Solar and Renewable Trends for 2019
Over the course of the next 12 to 24 months, solar and other renewable energies will continue to gather pace in the mainstream. We believe that awareness creation will continue and the understanding of the benefits of self-consumption and the decentralised creation of electricity will grow.
On a commercial level, we will see the controlled spread of larger plants in free fields using pieces of land that are no longer used. Old army bases or old airports can be readily converted to photovoltaic installations. This will be coupled with a greater understanding from a political level of what needs to be done from a legislative view point to support renewable energy.
From a system perspective, the small residential photovoltaic units with batteries will continue to increase in efficiency.
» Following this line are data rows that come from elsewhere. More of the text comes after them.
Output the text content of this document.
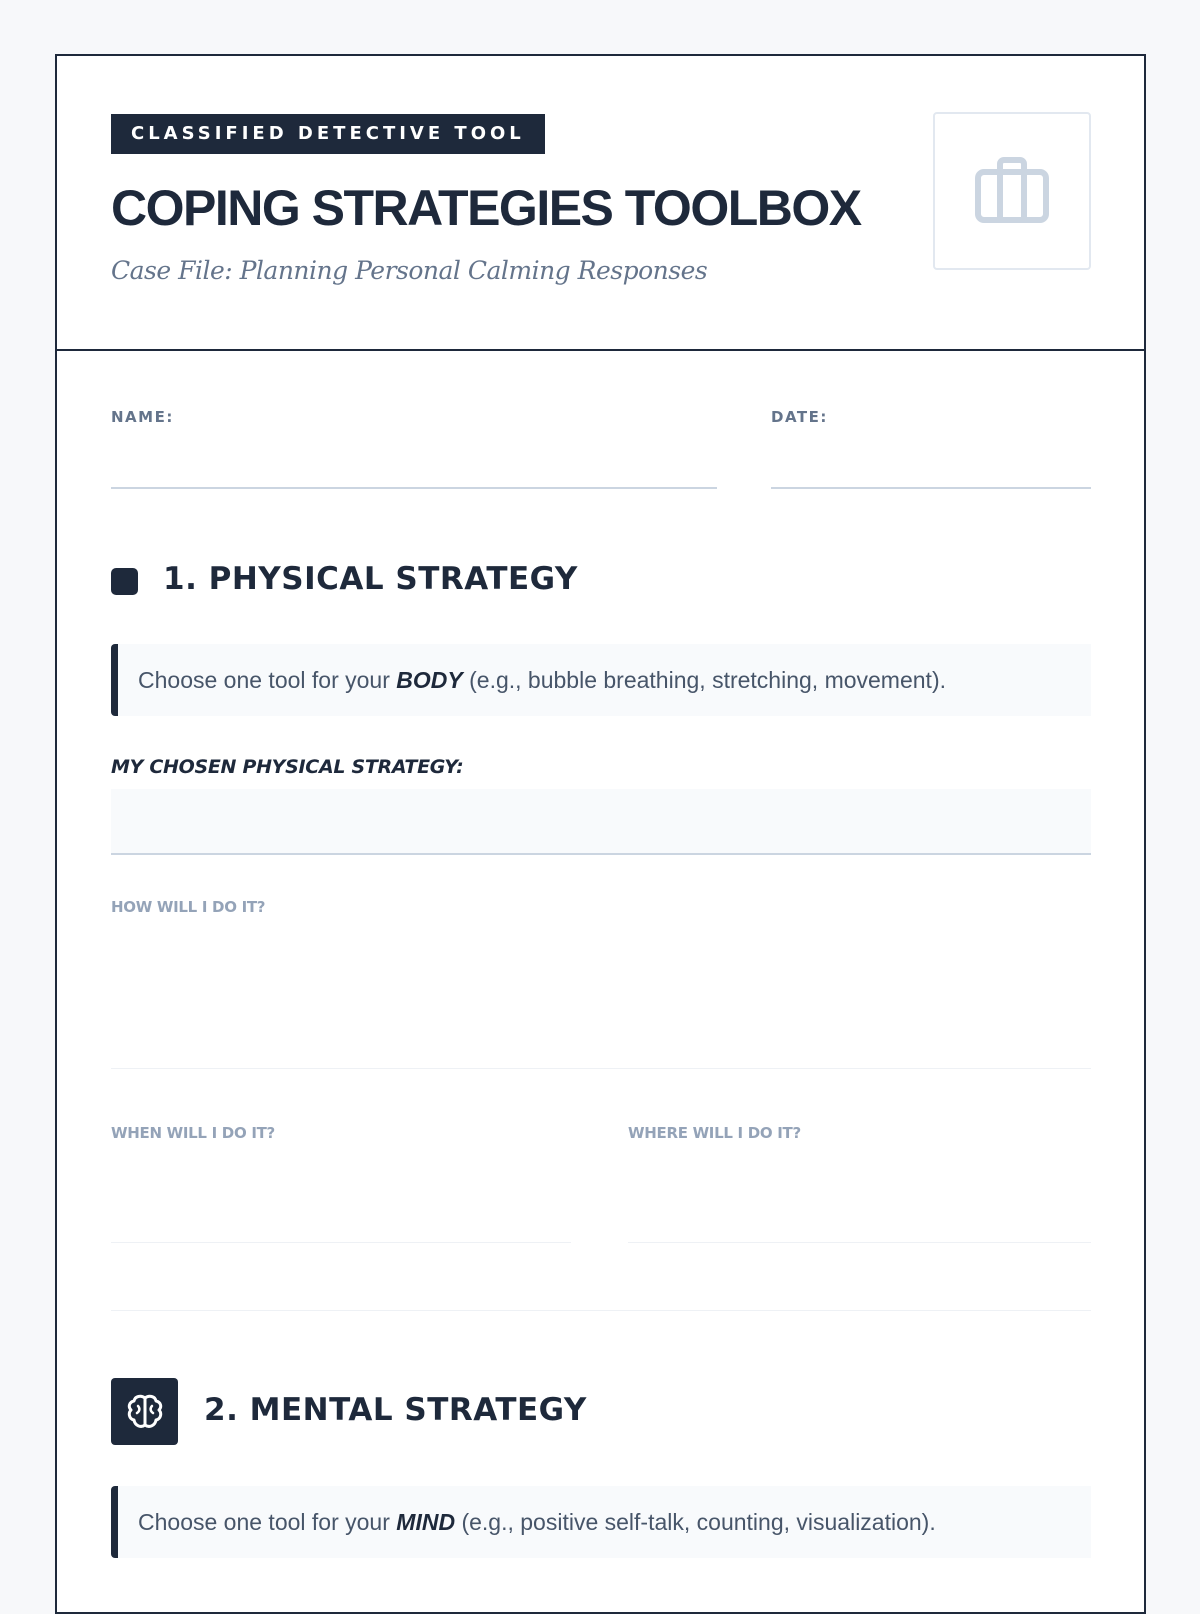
CLASSIFIED DETECTIVE TOOL
COPING STRATEGIES TOOLBOX
Case File: Planning Personal Calming Responses
NAME:	DATE:
1. PHYSICAL STRATEGY
Choose one tool for your BODY (e.g., bubble breathing, stretching, movement).
MY CHOSEN PHYSICAL STRATEGY:
HOW WILL I DO IT?
WHEN WILL I DO IT?	WHERE WILL I DO IT?
2. MENTAL STRATEGY
Choose one tool for your MIND (e.g., positive self-talk, counting, visualization).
For example, new battery technologies with new chemistries will be introduced that offer better overall power efficiencies.
Future Trends for Solar
Photovoltaic modules are quite a mature technology, so in terms of future trends we will see improvements in the cell technology that give greater efficiency and increase the output of the module itself.
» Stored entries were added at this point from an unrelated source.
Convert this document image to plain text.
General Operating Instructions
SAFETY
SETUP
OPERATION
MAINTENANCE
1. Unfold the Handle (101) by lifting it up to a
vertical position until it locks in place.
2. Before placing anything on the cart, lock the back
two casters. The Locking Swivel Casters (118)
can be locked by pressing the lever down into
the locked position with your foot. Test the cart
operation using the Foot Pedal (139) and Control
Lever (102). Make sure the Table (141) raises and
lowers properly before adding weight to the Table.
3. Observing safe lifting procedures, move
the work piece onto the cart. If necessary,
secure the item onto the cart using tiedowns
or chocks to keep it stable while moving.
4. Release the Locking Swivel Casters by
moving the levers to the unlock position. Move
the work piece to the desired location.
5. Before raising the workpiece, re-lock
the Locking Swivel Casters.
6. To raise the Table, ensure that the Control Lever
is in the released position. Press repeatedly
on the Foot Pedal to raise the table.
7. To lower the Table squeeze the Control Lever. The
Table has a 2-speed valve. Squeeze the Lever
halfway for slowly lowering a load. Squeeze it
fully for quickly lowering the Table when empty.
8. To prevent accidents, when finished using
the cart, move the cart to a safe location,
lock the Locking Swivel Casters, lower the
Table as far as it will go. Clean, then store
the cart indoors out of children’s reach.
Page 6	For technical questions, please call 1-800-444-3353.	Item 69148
From a technological point of view, while we always use the very latest technologies in our modules, the cells being used in our photovoltaic modules are going through a revolution, creating ever more effective modules with higher efficiencies, which put us in line with the expectations of the market.
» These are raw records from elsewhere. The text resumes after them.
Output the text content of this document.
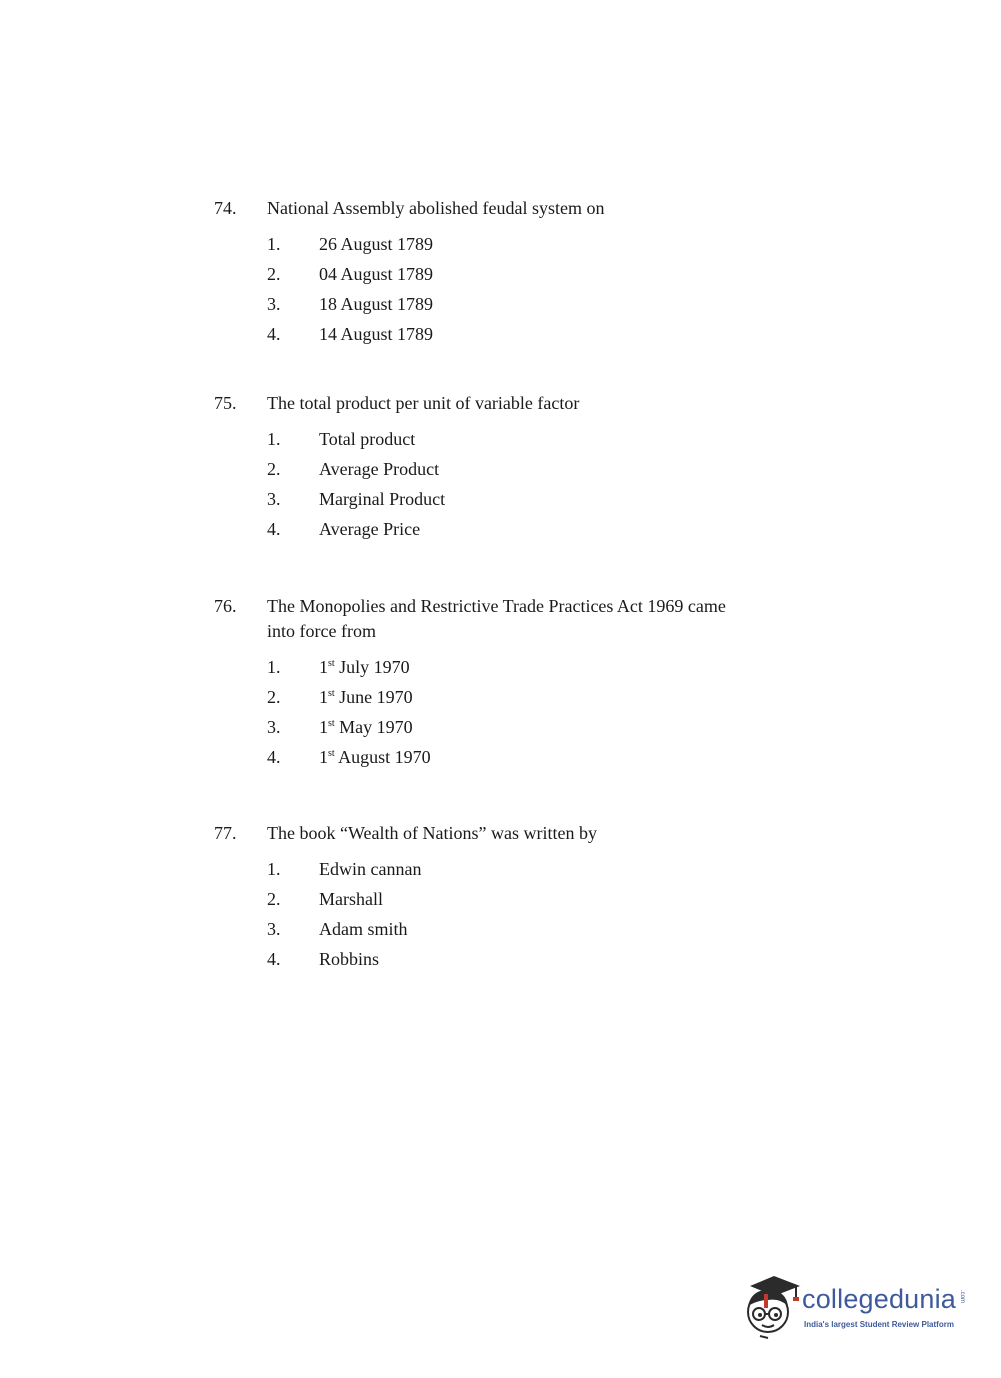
74.	National Assembly abolished feudal system on
1.	26 August 1789
2.	04 August 1789
3.	18 August 1789
4.	14 August 1789
75.	The total product per unit of variable factor
1.	Total product
2.	Average Product
3.	Marginal Product
4.	Average Price
76.	The Monopolies and Restrictive Trade Practices Act 1969 came into force from
1.	1st July 1970
2.	1st June 1970
3.	1st May 1970
4.	1st August 1970
77.	The book “Wealth of Nations” was written by
1.	Edwin cannan
2.	Marshall
3.	Adam smith
4.	Robbins
collegedunia .com
India's largest Student Review Platform
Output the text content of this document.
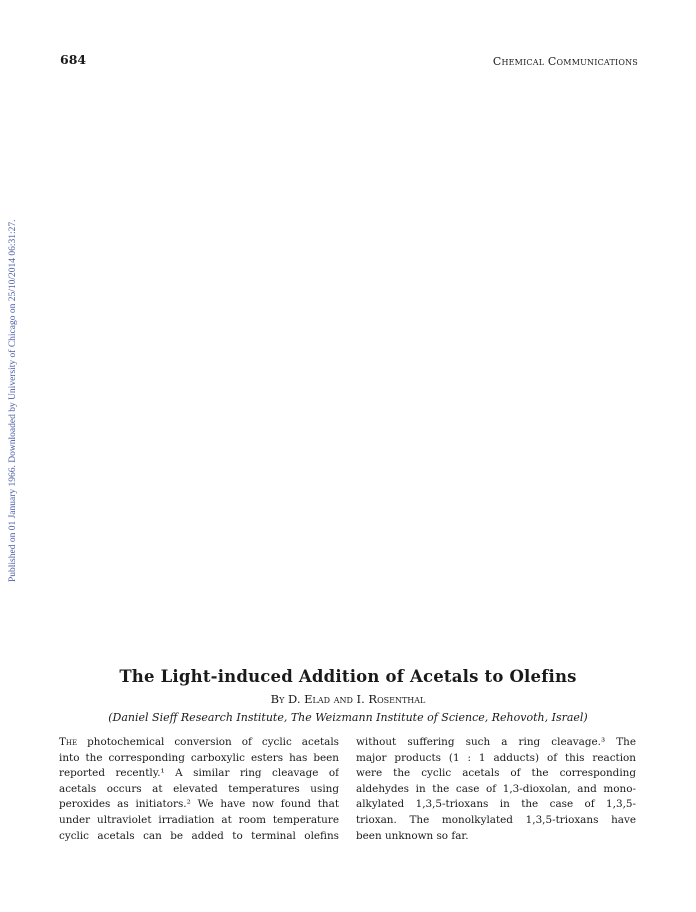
684	Chemical Communications
Published on 01 January 1966. Downloaded by University of Chicago on 25/10/2014 06:31:27.
The Light-induced Addition of Acetals to Olefins
By D. Elad and I. Rosenthal
(Daniel Sieff Research Institute, The Weizmann Institute of Science, Rehovoth, Israel)
The photochemical conversion of cyclic acetals
into the corresponding carboxylic esters has been
reported recently.¹ A similar ring cleavage of
acetals occurs at elevated temperatures using
peroxides as initiators.² We have now found that
under ultraviolet irradiation at room temperature
cyclic acetals can be added to terminal olefins
without suffering such a ring cleavage.³ The
major products (1 : 1 adducts) of this reaction
were the cyclic acetals of the corresponding
aldehydes in the case of 1,3-dioxolan, and mono-
alkylated 1,3,5-trioxans in the case of 1,3,5-
trioxan. The monolkylated 1,3,5-trioxans have
been unknown so far.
Cells are usually designed with crystalline cells based on silicon with contacts located on the upper and lower sides of the cell, which creates an electricity flow through the cell. However, because there needs to be a grid on the top to control the flow of the electricity, this often blocks a degree of light. But leading companies like Sharp, have developed a technology, called back contact technology, whereby all contacts are on the back of the panel, so the top cell surface is free from shading, so vastly improving the efficiency of the module
For larger free fields, future trends will be towards developing better string layouts. We started some years ago with systems voltages that could handle 600 Volts, which meant a series of up to 12 modules could be created in a line. We are now at around 1000 Volts but the trend is towards ever higher voltages - with recent developments heading towards 1,500 Volts. This means in the not too distant future we will see up to 25 modules in one connected string, and just the final module in the line connected to the inverter, so drastically reducing costs.
In the developed countries, photovoltaic and other renewables will play an ever more important role and it will become a mandatory technology from a construction perspective. So, we will see photovoltaic on the roof with battery technology and energy management systems inside all new buildings.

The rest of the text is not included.